Multiple sclerosis, often abbreviated to MS, is a neurological condition that affects the nerves in the brain and spinal cord (the central nervous system). 'Sclerosis' means scarring or hardening of tiny patches of tissue. 'Multiple' is added because this happens at more than one place in the brain and/or spinal cord. The damage to nerves seems to be due to the immune system mistakenly attacking the nerve coating which is made of a fatty protein called myelin.

MS is a lifelong condition. It is not fatal and most people with MS live about as long as everyone else. It is not infectious or contagious so it can't be passed on to other people like chicken pox or athlete’s foot.

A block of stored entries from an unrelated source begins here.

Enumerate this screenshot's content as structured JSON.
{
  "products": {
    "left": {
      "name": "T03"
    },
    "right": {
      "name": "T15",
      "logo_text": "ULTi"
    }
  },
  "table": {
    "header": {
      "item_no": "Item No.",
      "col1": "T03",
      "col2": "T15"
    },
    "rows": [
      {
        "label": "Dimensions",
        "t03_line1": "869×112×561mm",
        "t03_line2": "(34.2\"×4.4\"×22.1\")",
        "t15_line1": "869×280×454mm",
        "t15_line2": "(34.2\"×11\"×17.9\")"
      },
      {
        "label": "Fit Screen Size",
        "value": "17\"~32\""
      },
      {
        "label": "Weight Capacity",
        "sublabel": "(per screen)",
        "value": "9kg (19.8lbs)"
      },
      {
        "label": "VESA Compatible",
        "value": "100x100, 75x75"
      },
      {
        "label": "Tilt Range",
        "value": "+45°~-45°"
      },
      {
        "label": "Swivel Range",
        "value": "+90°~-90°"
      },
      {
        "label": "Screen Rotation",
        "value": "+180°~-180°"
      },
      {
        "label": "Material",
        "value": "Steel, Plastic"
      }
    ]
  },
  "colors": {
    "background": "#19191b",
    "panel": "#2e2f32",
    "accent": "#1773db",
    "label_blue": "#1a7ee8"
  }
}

MS is the most common condition of the central nervous system affecting young adults. Over 100,000 people in the UK have MS which is about one in every 600. It is nearly three times more common in women than in men. Most people are diagnosed in their 20s and 30s but it can be diagnosed in younger and older people.

There is a wide range of possible symptoms but most people experience only a small number around the time of diagnosis and won't go on to experience them all. The symptoms vary from one person to another and from day to day. This makes MS rather unpredictable.

Some of the most common symptoms around the time of diagnosis are fatigue (a kind of exhaustion which is out of all proportion to the task undertaken), stumbling more than before, unusual feelings in the skin (such as pins and needles or numbness), slowed thinking or problems with eyesight. All these symptoms can be symptoms of other conditions so it is important to see a health professional to get the correct diagnosis.

At the moment, there is no cure for MS but there is a wide range of possible treatments.